Dönüp gözlerimle sınıfı taradım; Isabella makyaj yapıyordu, Lisa kitap okuyordu , Alex şapkasıyla uğraşıyordu , Clarck Barry'nin gizlice bağladığı bağcıklarını açmaya çalışıyordu Barry de ona bakıp kahkahalarla gülüyordu , Brandon basketbol topuyla oynuyordu , Dora da kulaklığını takmış müzik dinliyordu .
Sandra ' ya dönüp :

-Haklısın saat yok .

Sandra beni çimdikleyerek sinirle baktı.

-Man kafa bu sınıfta saat zaten yoktu ! Görmüyor musun Janet yok .

Hemen ayağa fırladım . Evet haklıydı Janet ' ın sırası boştu.

-Nerde o ?

-Bilmiyorum , okula gelmedi . Ben de sen biliyorsun sandım. 

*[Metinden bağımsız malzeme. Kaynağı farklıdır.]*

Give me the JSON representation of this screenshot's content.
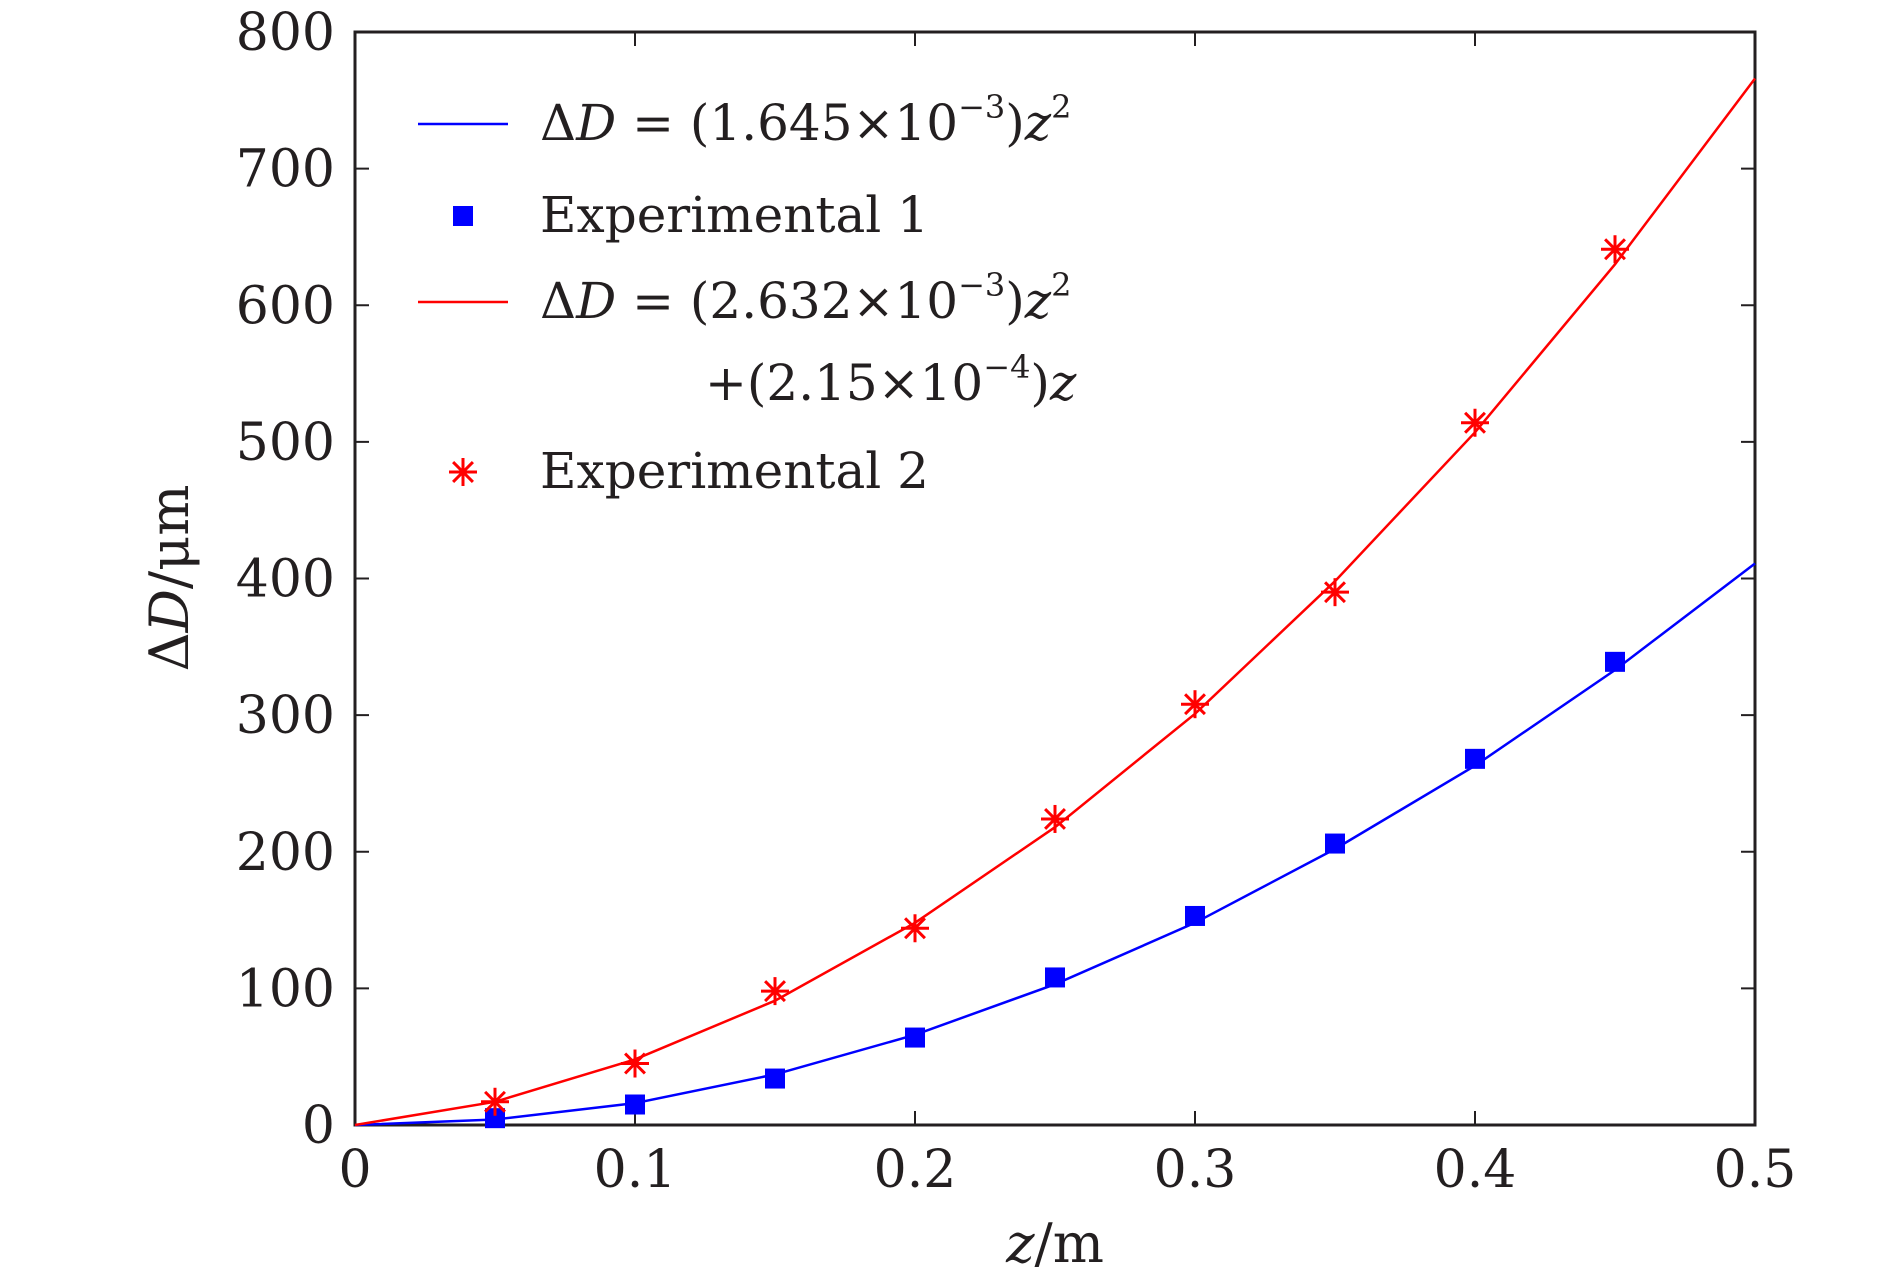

Telefonumu çıkarıp Janet ' ın numarasını tuşladım . Cevap vermiyordu . Çantamı da alıp sınıftan çıktım.  Sandra arkamdan sesleniyordu :

-Janet ' ı bulursan beni aramasını söyle.

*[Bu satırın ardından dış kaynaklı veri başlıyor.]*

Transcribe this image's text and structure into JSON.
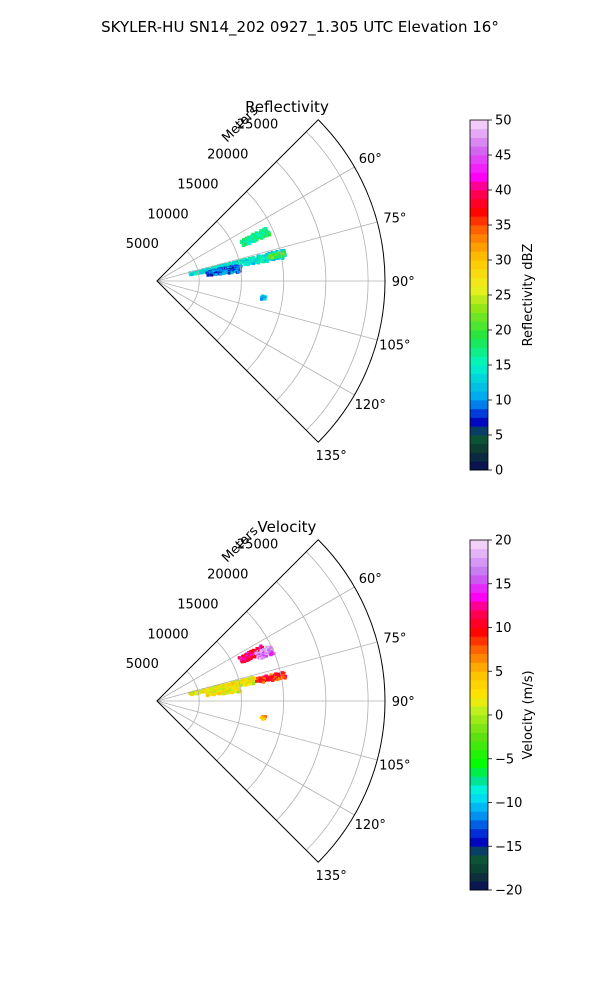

Tamam deyip döndüğüm sırada yanımdan roket hızıyla geçen Clarck ' a çarptım . Yine Dora ' nın telefonunu almış kaçıyordu.  Dora yanımdan geçerken durdu :

-Janet Preslock ' ta . Gitsen iyi olur , dedi ve Clarck'ın peşinden koşmaya başladı.

SANDRA ' DAN :

Ders boştu ve sınıf çok sıkıcıydı.  Yapacak bir şey bulmalıydım ve bunun ne olduğunu çok iyi biliyordum . Sondaki boş sıraya bıraktığım gitarımı aldım ve çizmelerimle yer döşemelerini takırdata takırdata sırama oturdum .
Gitarımı akor ettikten sonra en beğendiğim ve kendi bestelediğim şarkıyı çalmaya başladım.  Aynı anda sınıftaki gürültü yok oldu . Sınıftakiler de az sonra elleriyle ve ayaklarıyla tempo tutarak bana eşlik ettiler . Diğerleri değil de en çok Brendon ' ın şarkıya katılması beni mutlu etmişti.  Hoş bir çocuktu :))

CLARCK ' TAN :

Isabella kediciğimi üzgün görmek beni de üzmüştü . Onu biraz sevindirmek için ona sokakta bulduğum çiçekleri vermeye karar verdim.  Sıramın altından çıkardığım çiçekleri alıp arkamda oturan Isabella'ya uzattım.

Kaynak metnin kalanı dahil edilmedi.